Étude théorique de la transition de Gardner dans des verres modèles

par Camille Scalliet

Projet de thèse en Physique

Sous la direction de Ludovic Berthier et de Francesco Zamponi.

Thèses en préparation à Montpellier , dans le cadre de I2S - Information, Structures, Systèmes , en partenariat avec L2C - Laboratoire Charles Coulomb (laboratoire) et de Département Physique Théorique (equipe de recherche) depuis le 01-09-2016 .


  • Résumé

    Contexte scientifique : Au cours des dernières années, une unification conceptuelle remarquable a permis de clarifier les rôles respectifs de la geométrie et des fluctuations thermiques dans des systèmes physiques aussi variés que les verres moléculaires, les systèmes colloidaux et la matière granulaire. On comprend désormais mieux comment la transition vitreuse (responsable de l'émergence de solides amorphes à température finie) et la transition de blocage (ou "jamming" en anglais, responsable de l'émergence de la rigidité mécanique des matériaux granulaires) interagissent. Très récemment, cette unification a pris un tour inattendu avec la découverte, dans le cadre d'une théorie de champ moyen techniquement sophistiquée, de l'existence d'une transition de phase additionelle séparant le solide amorphe vitreux du solide amorphe bloqué.

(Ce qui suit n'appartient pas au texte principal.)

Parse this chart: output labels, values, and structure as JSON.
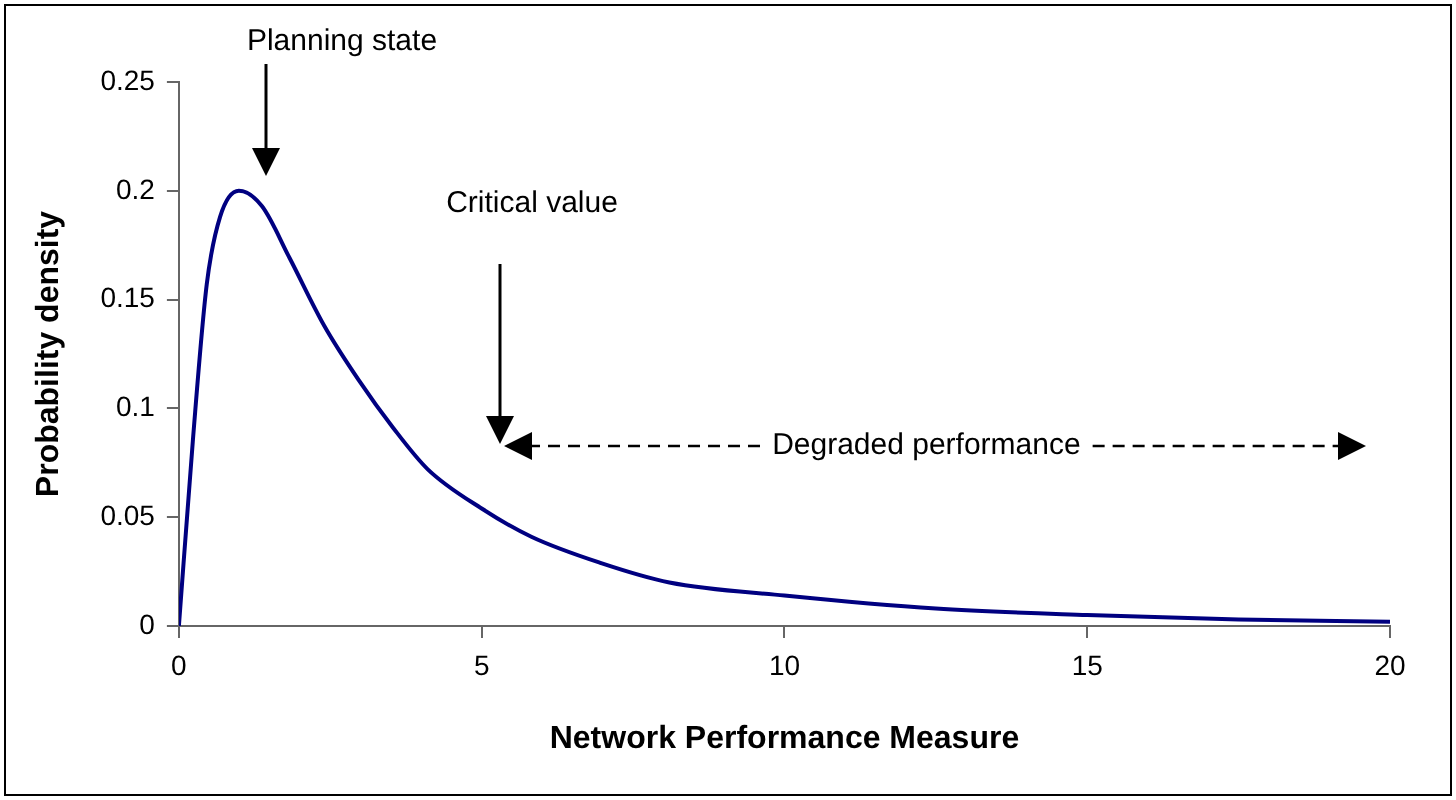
{
  "chart_data": {
    "type": "line",
    "xlabel": "Network Performance Measure",
    "ylabel": "Probability density",
    "x": [
      0,
      0.23,
      0.46,
      0.68,
      0.99,
      1.37,
      1.83,
      2.4,
      2.97,
      3.54,
      4.11,
      5,
      5.82,
      6.96,
      8.1,
      10,
      12.5,
      15,
      17.5,
      20
    ],
    "series": [
      {
        "color": "#000080",
        "values": [
          0,
          0.085,
          0.157,
          0.188,
          0.2,
          0.193,
          0.169,
          0.138,
          0.113,
          0.091,
          0.072,
          0.054,
          0.041,
          0.029,
          0.02,
          0.014,
          0.008,
          0.005,
          0.003,
          0.002
        ]
      }
    ],
    "xlim": [
      0,
      20
    ],
    "xticks": [
      0,
      5,
      10,
      15,
      20
    ],
    "ylim": [
      0,
      0.25
    ],
    "yticks": [
      0,
      0.05,
      0.1,
      0.15,
      0.2,
      0.25
    ],
    "grid": false,
    "legend": false,
    "marker": "none",
    "line_style": "solid",
    "annotations": [
      "Planning state",
      "Critical value",
      "Degraded performance"
    ]
  }
}
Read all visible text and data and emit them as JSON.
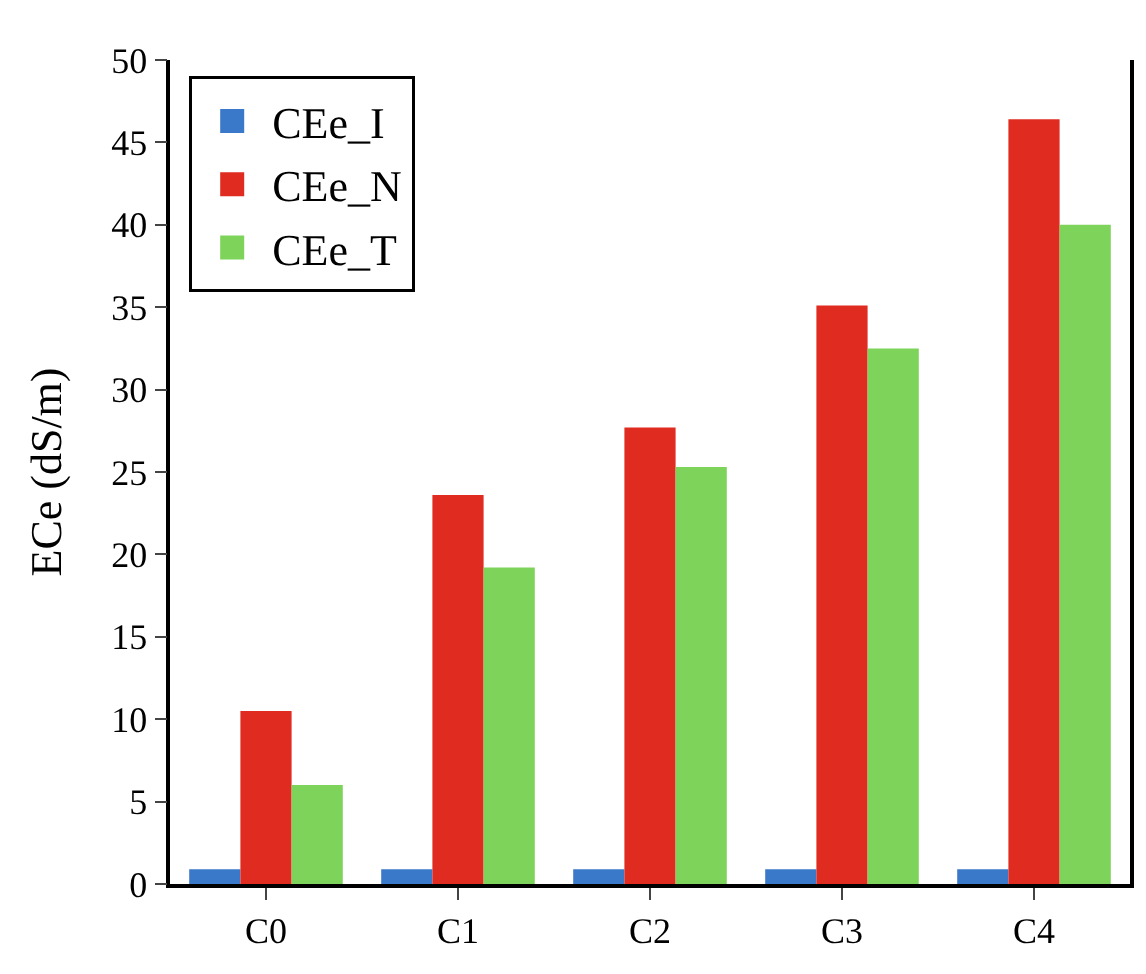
{
  "chart_data": {
    "type": "bar",
    "ylabel": "ECe (dS/m)",
    "categories": [
      "C0",
      "C1",
      "C2",
      "C3",
      "C4"
    ],
    "series": [
      {
        "name": "CEe_I",
        "color": "#3a78c9",
        "values": [
          0.9,
          0.9,
          0.9,
          0.9,
          0.9
        ]
      },
      {
        "name": "CEe_N",
        "color": "#e02b20",
        "values": [
          10.5,
          23.6,
          27.7,
          35.1,
          46.4
        ]
      },
      {
        "name": "CEe_T",
        "color": "#7ed35a",
        "values": [
          6.0,
          19.2,
          25.3,
          32.5,
          40.0
        ]
      }
    ],
    "ylim": [
      0,
      50
    ],
    "yticks": [
      0,
      5,
      10,
      15,
      20,
      25,
      30,
      35,
      40,
      45,
      50
    ],
    "grid": false,
    "legend": "top left"
  }
}
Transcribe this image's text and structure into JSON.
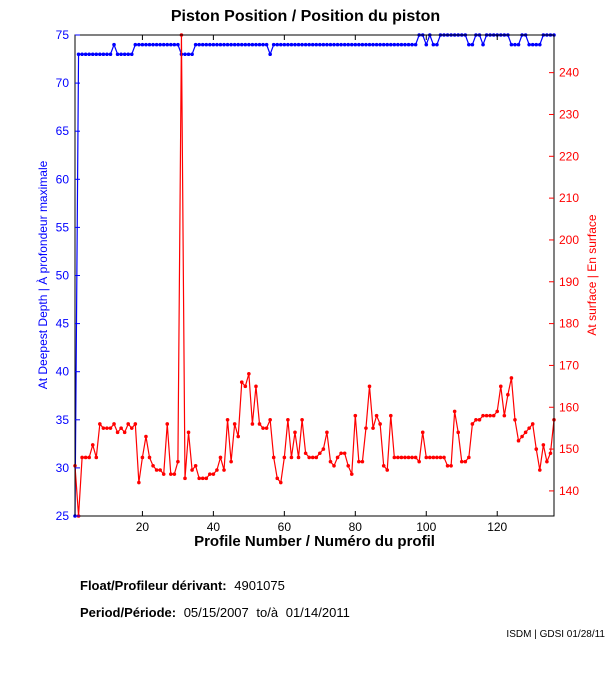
{
  "title": "Piston Position / Position du piston",
  "xlabel": "Profile Number / Numéro du profil",
  "ylabel_left": "At Deepest Depth | À profondeur maximale",
  "ylabel_right": "At surface | En surface",
  "float_label": "Float/Profileur dérivant:",
  "float_id": "4901075",
  "period_label": "Period/Période:",
  "period_start": "05/15/2007",
  "period_sep": "to/à",
  "period_end": "01/14/2011",
  "credit": "ISDM | GDSI 01/28/11",
  "colors": {
    "deepest": "#0000ff",
    "surface": "#ff0000"
  },
  "chart_data": {
    "type": "line",
    "xlim": [
      1,
      136
    ],
    "x_ticks": [
      20,
      40,
      60,
      80,
      100,
      120
    ],
    "left_axis": {
      "ylim": [
        25,
        75
      ],
      "ticks": [
        25,
        30,
        35,
        40,
        45,
        50,
        55,
        60,
        65,
        70,
        75
      ]
    },
    "right_axis": {
      "ylim": [
        134,
        249
      ],
      "ticks": [
        140,
        150,
        160,
        170,
        180,
        190,
        200,
        210,
        220,
        230,
        240
      ]
    },
    "series": [
      {
        "name": "At Deepest Depth | À profondeur maximale",
        "axis": "left",
        "color": "#0000ff",
        "marker": "dot",
        "x_start": 1,
        "values": [
          25,
          73,
          73,
          73,
          73,
          73,
          73,
          73,
          73,
          73,
          73,
          74,
          73,
          73,
          73,
          73,
          73,
          74,
          74,
          74,
          74,
          74,
          74,
          74,
          74,
          74,
          74,
          74,
          74,
          74,
          73,
          73,
          73,
          73,
          74,
          74,
          74,
          74,
          74,
          74,
          74,
          74,
          74,
          74,
          74,
          74,
          74,
          74,
          74,
          74,
          74,
          74,
          74,
          74,
          74,
          73,
          74,
          74,
          74,
          74,
          74,
          74,
          74,
          74,
          74,
          74,
          74,
          74,
          74,
          74,
          74,
          74,
          74,
          74,
          74,
          74,
          74,
          74,
          74,
          74,
          74,
          74,
          74,
          74,
          74,
          74,
          74,
          74,
          74,
          74,
          74,
          74,
          74,
          74,
          74,
          74,
          74,
          75,
          75,
          74,
          75,
          74,
          74,
          75,
          75,
          75,
          75,
          75,
          75,
          75,
          75,
          74,
          74,
          75,
          75,
          74,
          75,
          75,
          75,
          75,
          75,
          75,
          75,
          74,
          74,
          74,
          75,
          75,
          74,
          74,
          74,
          74,
          75,
          75,
          75,
          75
        ]
      },
      {
        "name": "At surface | En surface",
        "axis": "right",
        "color": "#ff0000",
        "marker": "dot",
        "x_start": 1,
        "values": [
          146,
          134,
          148,
          148,
          148,
          151,
          148,
          156,
          155,
          155,
          155,
          156,
          154,
          155,
          154,
          156,
          155,
          156,
          142,
          148,
          153,
          148,
          146,
          145,
          145,
          144,
          156,
          144,
          144,
          147,
          249,
          143,
          154,
          145,
          146,
          143,
          143,
          143,
          144,
          144,
          145,
          148,
          145,
          157,
          147,
          156,
          153,
          166,
          165,
          168,
          156,
          165,
          156,
          155,
          155,
          157,
          148,
          143,
          142,
          148,
          157,
          148,
          154,
          148,
          157,
          149,
          148,
          148,
          148,
          149,
          150,
          154,
          147,
          146,
          148,
          149,
          149,
          146,
          144,
          158,
          147,
          147,
          155,
          165,
          155,
          158,
          156,
          146,
          145,
          158,
          148,
          148,
          148,
          148,
          148,
          148,
          148,
          147,
          154,
          148,
          148,
          148,
          148,
          148,
          148,
          146,
          146,
          159,
          154,
          147,
          147,
          148,
          156,
          157,
          157,
          158,
          158,
          158,
          158,
          159,
          165,
          158,
          163,
          167,
          157,
          152,
          153,
          154,
          155,
          156,
          150,
          145,
          151,
          147,
          149,
          157
        ]
      }
    ]
  }
}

Cette "transition de Gardner" apparaît comme un tremplin pour comprendre non seulement l'émergence des propriétés remarquables des matériaux granulaires, mais plus largement celles d'une large classe de solides amorphes, telle que les verres moléculaires ou colloidaux, dont l'importance pratique n'est plus à démontrer. But de la thèse : La transition de Gardner a pour le moment été découverte au sein d'une théorie champ moyen pour un modèle de sphères dures évoluant dans un espace de dimension infinie. Des études numériques préliminaires ont été menées en dimension finie pour le modèle des sphères dures, suggérant que la transition pourrait exister en dehors de la limite théorique dans laquelle son existence a été devinée, mais on ne sait pas si elle peut exister aussi dans des modèles plus traditionels de formateur de verres, comme des liquides simples où les particules interagissent par un potential continu. Même pour les sphères dures, une compréhension profonde des premières observations numériques reste à obtenir. Le but principal de la thèse est donc de répondre à ces questions très actuelles en étudiant la transition de Gardner à la fois analytiquement et numériquement pour une famille de potentiels simples décrivant la formation de verres modèles, de type Lennard-Jones.

  • Titre traduit

    Theoretical investigation of the Gardner transition in model glass formers


  • Résumé

    Scientific context: Over the last few years, a remarkable unification of concepts has helped clarify the respective roles of geometry and thermal fluctuations in systems as varied as molecular glasses, colloidal systems and granular matter. We now understand how the glass transition (responsible for the emergence of amorphous solids at finite temperature) and the jamming transition (responsible for the emergence of mechanical rigidity in granular materials) interact. Very recently, this unification took an unexpected turn with the discovery, in the framework of a mean-field theory technically speaking sophisticated, of a new phase transition prensent between the glassy amorphous solid and the jammed amorphous solid. This "Gardner transition" appears as a springboard to understand not only the emergence of the remarkable properties of granular media but also those of a large class of amorphous solids, such as colloidal or molecular glasses, whose practical importance is now well established. Goal of the PhD: The Gardner transition has for now been discovered as part of a mean-field theory for a model of hard spheres evolving in an infinite-dimensional space. Preliminary numerical studies have been performed in finite dimension for hard spheres and suggest that this transition could exist outside the theoretical limit in which it was first encountered. We do not know if it can exist in more common glass-formers, such as simple liquids in which particles interact through a continous potential. Even for hard spheres, a profound understanding of the first numerical observations is needed. The main goal of this thesis is to answer these very current issues by studying the Gardner transition using both analytical and numerical approaches for a family of simple potentials describing glass-formers, such as the Lennard-Jones potential.